Analytical Incorporation of Velocity Parameters into Ice Sheet Elevation Change Rate Computations

Tuesday, 16 December 2014
Sudhagar Nagarajan1, Yushin Ahn2 and Ramesh S V Teegavarapu1, (1)Florida Atlantic University, Boca Raton, FL, United States, (2)Michigan Technological University, school of technology, Houghton, MI, United States
NASA, ESA and various other agencies have been collecting laser, optical and RADAR altimetry data through various missions to study the elevation changes of the Cryosphere. The laser altimetry collected by various airborne and spaceborne missions provides multi-temporal coverage of Greenland and Antarctica since 1993 to now. Though these missions have increased the data coverage, considering the dynamic nature of the ice surface, it is still sparse both spatially and temporally for accurate elevation change detection studies. The temporal and spatial gaps are usually filled by interpolation techniques. This presentation will demonstrate a method to improve the temporal interpolation.

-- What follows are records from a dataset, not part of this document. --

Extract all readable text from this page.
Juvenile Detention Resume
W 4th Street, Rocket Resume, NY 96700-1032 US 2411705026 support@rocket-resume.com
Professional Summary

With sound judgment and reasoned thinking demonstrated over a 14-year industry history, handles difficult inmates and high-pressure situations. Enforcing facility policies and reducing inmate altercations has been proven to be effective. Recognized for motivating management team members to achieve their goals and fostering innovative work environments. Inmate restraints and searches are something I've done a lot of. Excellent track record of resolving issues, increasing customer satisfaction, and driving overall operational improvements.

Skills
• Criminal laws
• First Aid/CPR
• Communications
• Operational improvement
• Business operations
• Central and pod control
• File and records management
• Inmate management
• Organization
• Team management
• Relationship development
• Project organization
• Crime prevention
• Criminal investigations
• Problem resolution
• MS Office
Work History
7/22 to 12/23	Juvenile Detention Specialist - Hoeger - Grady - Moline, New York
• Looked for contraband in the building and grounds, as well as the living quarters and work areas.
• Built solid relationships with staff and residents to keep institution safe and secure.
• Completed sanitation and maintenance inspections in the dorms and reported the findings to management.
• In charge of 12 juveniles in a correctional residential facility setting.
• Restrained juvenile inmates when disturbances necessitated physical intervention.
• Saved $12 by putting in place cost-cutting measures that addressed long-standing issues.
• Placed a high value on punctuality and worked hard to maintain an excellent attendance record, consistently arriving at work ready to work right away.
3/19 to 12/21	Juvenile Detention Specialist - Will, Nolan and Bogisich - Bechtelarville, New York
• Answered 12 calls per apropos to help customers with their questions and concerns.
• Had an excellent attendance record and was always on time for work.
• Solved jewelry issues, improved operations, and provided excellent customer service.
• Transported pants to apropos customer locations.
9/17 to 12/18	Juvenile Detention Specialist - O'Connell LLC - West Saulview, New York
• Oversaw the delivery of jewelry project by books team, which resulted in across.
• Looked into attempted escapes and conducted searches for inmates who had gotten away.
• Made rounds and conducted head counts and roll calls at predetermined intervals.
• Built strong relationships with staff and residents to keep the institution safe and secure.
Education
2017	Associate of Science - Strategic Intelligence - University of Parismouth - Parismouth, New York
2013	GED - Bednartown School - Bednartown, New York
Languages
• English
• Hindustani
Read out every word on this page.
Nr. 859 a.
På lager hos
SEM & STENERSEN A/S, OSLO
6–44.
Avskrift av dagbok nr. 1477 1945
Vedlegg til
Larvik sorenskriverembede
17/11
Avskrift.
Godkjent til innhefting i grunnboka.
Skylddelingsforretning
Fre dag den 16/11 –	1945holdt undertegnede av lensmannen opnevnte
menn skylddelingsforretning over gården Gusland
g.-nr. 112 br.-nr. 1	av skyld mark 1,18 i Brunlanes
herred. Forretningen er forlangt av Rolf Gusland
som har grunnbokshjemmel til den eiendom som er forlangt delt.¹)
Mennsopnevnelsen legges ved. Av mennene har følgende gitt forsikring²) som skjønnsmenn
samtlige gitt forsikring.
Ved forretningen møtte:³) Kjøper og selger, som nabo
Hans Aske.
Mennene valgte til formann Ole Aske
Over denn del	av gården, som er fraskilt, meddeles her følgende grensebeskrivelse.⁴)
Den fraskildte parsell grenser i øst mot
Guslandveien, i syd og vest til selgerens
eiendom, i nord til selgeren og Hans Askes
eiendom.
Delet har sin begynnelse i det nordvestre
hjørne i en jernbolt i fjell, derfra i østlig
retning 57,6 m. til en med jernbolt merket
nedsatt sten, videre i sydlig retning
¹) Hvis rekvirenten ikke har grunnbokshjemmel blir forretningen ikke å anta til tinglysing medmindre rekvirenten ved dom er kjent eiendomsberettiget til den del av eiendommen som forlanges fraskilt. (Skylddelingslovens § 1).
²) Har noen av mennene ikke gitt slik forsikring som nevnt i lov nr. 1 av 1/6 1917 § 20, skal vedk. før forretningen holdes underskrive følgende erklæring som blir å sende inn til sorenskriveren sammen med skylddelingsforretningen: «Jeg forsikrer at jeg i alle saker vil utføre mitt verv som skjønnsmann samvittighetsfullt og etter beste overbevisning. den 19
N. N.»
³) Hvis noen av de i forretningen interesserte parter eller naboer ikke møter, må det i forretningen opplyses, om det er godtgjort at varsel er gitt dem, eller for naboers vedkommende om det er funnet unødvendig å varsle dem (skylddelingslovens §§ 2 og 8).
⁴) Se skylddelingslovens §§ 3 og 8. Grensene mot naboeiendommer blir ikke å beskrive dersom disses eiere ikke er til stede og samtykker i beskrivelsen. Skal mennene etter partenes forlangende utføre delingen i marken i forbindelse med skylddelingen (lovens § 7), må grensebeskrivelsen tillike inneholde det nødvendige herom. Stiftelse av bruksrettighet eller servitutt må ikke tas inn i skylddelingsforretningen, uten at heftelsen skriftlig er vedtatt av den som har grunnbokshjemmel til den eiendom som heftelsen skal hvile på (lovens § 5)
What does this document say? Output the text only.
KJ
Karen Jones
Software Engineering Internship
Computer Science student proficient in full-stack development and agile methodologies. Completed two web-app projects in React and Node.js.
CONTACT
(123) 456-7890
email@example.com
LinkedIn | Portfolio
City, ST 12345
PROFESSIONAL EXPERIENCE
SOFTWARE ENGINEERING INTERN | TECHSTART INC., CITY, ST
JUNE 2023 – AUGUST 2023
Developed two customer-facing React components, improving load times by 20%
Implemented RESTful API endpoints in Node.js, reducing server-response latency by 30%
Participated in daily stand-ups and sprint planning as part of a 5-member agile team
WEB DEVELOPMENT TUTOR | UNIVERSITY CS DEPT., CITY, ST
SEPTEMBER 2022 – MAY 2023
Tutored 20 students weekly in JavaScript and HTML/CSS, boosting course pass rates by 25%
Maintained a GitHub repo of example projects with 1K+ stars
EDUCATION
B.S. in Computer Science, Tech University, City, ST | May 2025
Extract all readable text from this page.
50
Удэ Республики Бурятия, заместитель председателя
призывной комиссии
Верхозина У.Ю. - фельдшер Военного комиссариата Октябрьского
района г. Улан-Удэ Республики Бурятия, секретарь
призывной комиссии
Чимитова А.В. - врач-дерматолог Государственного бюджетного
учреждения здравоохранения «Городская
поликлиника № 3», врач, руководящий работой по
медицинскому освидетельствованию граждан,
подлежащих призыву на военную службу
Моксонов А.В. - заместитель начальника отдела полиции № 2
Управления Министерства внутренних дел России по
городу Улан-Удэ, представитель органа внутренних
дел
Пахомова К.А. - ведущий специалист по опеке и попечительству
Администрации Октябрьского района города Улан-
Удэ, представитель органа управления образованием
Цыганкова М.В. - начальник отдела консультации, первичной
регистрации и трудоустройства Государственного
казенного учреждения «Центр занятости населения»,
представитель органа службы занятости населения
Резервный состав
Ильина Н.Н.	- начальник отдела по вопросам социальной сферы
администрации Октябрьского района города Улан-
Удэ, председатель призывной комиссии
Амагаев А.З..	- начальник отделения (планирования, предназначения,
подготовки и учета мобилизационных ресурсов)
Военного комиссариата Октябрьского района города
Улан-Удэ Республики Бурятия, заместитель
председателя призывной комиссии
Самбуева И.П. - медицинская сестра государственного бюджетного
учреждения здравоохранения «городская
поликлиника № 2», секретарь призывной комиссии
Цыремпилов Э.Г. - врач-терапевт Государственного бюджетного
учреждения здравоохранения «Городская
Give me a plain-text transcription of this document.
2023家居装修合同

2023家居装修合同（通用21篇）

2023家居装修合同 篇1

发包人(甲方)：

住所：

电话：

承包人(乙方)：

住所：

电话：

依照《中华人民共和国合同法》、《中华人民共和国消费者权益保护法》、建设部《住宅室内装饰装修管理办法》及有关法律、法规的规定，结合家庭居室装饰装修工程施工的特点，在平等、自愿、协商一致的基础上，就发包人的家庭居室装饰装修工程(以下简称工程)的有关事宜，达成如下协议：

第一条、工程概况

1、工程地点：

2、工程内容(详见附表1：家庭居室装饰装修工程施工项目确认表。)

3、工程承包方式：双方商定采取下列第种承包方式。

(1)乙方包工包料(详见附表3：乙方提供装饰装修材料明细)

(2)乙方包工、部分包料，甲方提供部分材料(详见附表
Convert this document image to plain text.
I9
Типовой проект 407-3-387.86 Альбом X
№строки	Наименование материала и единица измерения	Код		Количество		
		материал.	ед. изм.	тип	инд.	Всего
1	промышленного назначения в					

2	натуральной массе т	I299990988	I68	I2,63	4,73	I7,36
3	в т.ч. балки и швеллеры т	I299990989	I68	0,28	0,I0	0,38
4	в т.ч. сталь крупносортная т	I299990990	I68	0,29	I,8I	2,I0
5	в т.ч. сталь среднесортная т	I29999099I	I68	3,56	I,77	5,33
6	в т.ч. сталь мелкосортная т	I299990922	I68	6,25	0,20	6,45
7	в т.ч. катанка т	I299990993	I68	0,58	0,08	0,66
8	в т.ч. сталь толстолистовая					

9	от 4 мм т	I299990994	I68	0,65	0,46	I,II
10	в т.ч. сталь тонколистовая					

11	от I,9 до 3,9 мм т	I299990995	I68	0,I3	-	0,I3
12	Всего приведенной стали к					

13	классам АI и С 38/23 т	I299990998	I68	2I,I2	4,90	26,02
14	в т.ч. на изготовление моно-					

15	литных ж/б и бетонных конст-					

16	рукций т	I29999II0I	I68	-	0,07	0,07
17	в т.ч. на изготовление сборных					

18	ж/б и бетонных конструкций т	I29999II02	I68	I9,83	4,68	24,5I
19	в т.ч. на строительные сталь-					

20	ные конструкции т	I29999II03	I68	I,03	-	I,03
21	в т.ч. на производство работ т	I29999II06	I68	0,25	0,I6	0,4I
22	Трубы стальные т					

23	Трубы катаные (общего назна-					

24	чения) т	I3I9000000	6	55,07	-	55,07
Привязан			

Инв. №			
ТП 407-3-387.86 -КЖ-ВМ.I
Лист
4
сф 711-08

Considering the accuracy, repeat coverage and spatial distribution, the laser scanning data has been widely used to compute elevation change rate of Greenland and Antarctica ice sheets. A major problem with these approaches is non-consideration of ice sheet velocity dynamics into change rate computations. Though the correlation between velocity and elevation change rate have been noticed by Hurkmans et al., 2012, the corrections for velocity changes were applied after computing elevation change rates by assuming linear or higher polynomial relationship.

This research will discuss the possibilities of parameterizing ice sheet dynamics as unknowns (dX and dY) in the adjustment mathematical model that computes elevation change (dZ) rates. It is a simultaneous computation of changes in all three directions of the ice surface. Also, the laser points between two time epochs in a crossover area have different distribution and count. Therefore, a registration method that does not require point-to-point correspondence is required to recover the unknown elevation and velocity parameters. This research will experiment the possibilities of registering multi-temporal datasets using volume minimization algorithm, which determines the unknown dX, dY and dZ that minimizes the volume between two or more time-epoch point clouds. In order to make use of other existing data as well as to constrain the adjustment, InSAR velocity will be used as initial values for the parameters dX and dY. The presentation will discuss the results of analytical incorporation of parameters and the volume based registration method for a test site in Greenland.